2 Oca 2011

yeni yıl yeni umutlar demek olsun...

Gözlerimi kapayınca içimde yanıp sönen o yeşil ışık olmasın artık. Bisiklete binmeyi öğrenmiş olayım. Hafta sonlarım uzun olsun, bir şehir turu tadında olsun hafta sonlarım. Küçük dükkanları, turşucuları, şarküterileri, bakkalları, salepçileri, trikocuları, züccaciyeleri, tuhafiyeleri, bir milyoncuları, eskicileri, az kimsenin bildiği o üç masalı esnaf lokantalarını, üç basamakla inilen pastaneleri, manikürcü kızların hikayelerinin olduğu o kuaförleri, eski kapıları olan eski evleri göre göre dolaştığım hafta sonları olsun.
İşten dönüşlerim bir umut ışığı olsa da bana, gidişlerimde de bir hevesim olsun yeni güne dair. İçimde bir gurur olsun yaptıklarım için, ve yapmadıklarım için hevesim...

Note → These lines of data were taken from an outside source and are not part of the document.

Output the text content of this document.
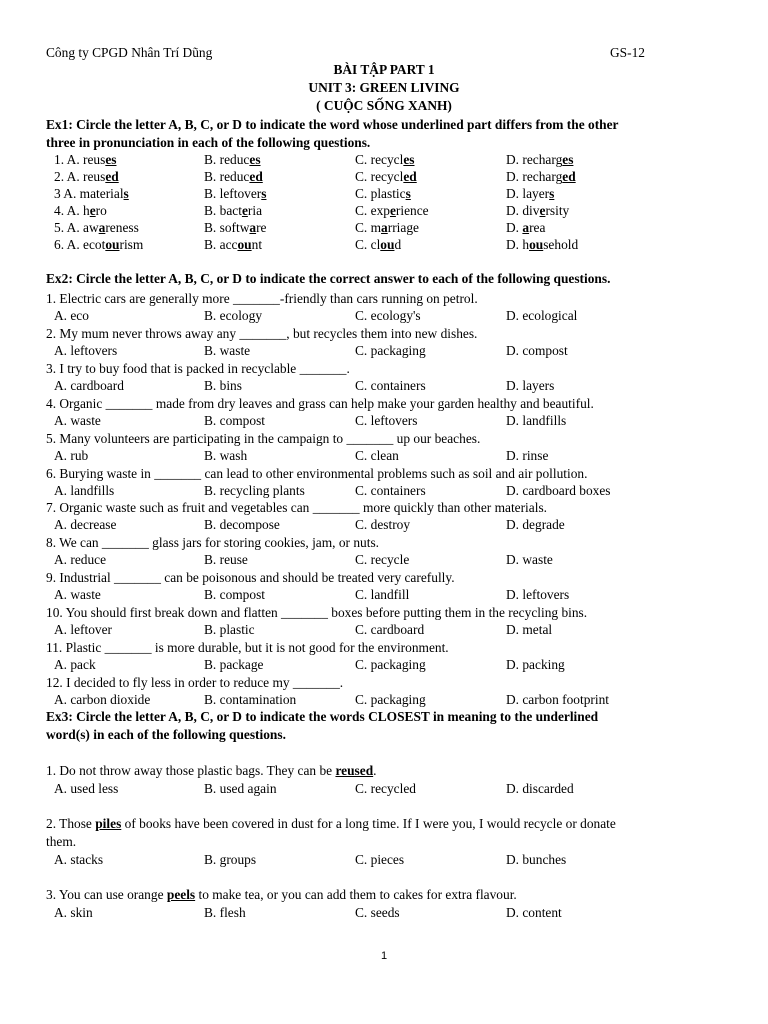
Công ty CPGD Nhân Trí Dũng	GS-12
BÀI TẬP PART 1
UNIT 3: GREEN LIVING
( CUỘC SỐNG XANH)
Ex1: Circle the letter A, B, C, or D to indicate the word whose underlined part differs from the other
three in pronunciation in each of the following questions.
1. A. reuses	B. reduces	C. recycles	D. recharges
2. A. reused	B. reduced	C. recycled	D. recharged
3 A. materials	B. leftovers	C. plastics	D. layers
4. A. hero	B. bacteria	C. experience	D. diversity
5. A. awareness	B. software	C. marriage	D. area
6. A. ecotourism	B. account	C. cloud	D. household
Ex2: Circle the letter A, B, C, or D to indicate the correct answer to each of the following questions.
1. Electric cars are generally more _______-friendly than cars running on petrol.
A. eco	B. ecology	C. ecology's	D. ecological
2. My mum never throws away any _______, but recycles them into new dishes.
A. leftovers	B. waste	C. packaging	D. compost
3. I try to buy food that is packed in recyclable _______.
A. cardboard	B. bins	C. containers	D. layers
4. Organic _______ made from dry leaves and grass can help make your garden healthy and beautiful.
A. waste	B. compost	C. leftovers	D. landfills
5. Many volunteers are participating in the campaign to _______ up our beaches.
A. rub	B. wash	C. clean	D. rinse
6. Burying waste in _______ can lead to other environmental problems such as soil and air pollution.
A. landfills	B. recycling plants	C. containers	D. cardboard boxes
7. Organic waste such as fruit and vegetables can _______ more quickly than other materials.
A. decrease	B. decompose	C. destroy	D. degrade
8. We can _______ glass jars for storing cookies, jam, or nuts.
A. reduce	B. reuse	C. recycle	D. waste
9. Industrial _______ can be poisonous and should be treated very carefully.
A. waste	B. compost	C. landfill	D. leftovers
10. You should first break down and flatten _______ boxes before putting them in the recycling bins.
A. leftover	B. plastic	C. cardboard	D. metal
11. Plastic _______ is more durable, but it is not good for the environment.
A. pack	B. package	C. packaging	D. packing
12. I decided to fly less in order to reduce my _______.
A. carbon dioxide	B. contamination	C. packaging	D. carbon footprint
Ex3: Circle the letter A, B, C, or D to indicate the words CLOSEST in meaning to the underlined
word(s) in each of the following questions.
1. Do not throw away those plastic bags. They can be reused.
A. used less	B. used again	C. recycled	D. discarded
2. Those piles of books have been covered in dust for a long time. If I were you, I would recycle or donate
them.
A. stacks	B. groups	C. pieces	D. bunches
3. You can use orange peels to make tea, or you can add them to cakes for extra flavour.
A. skin	B. flesh	C. seeds	D. content
1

İnsanlardan yabancılaşmayayım baktıkça yaptıklarına. Kendimi soğuk, yabancı ve uzak hissetmeyeyim çokça yakınımda duranlara...
Bir örgüye başlayayım mesela, delikli olsun dört bir yanı ve sadece benim elimden çıkmış incecik güpgüzel bir örgü olsun bittiğinde, herkesin içine bir kış sıcaklığı düşürsün baktıkça.
Büyük bir kapıdan içeri bir adım atayım, Kahramanın sonsuz yolculuğu gibi. Alt üst edilmiş hayatlardan kaçma şansım olsun, güzel haberler için arasın insanlar beni. Sokaklarda dolaşırken sorumluluklarım değil sevdiklerim olsun aklımda. Kendi kendime gülümseyeyim...
Sağlık olsun, keyif olsun, huzur olsun, mutluluk olsun. Yeni yıl yeni umutlar demek olsun!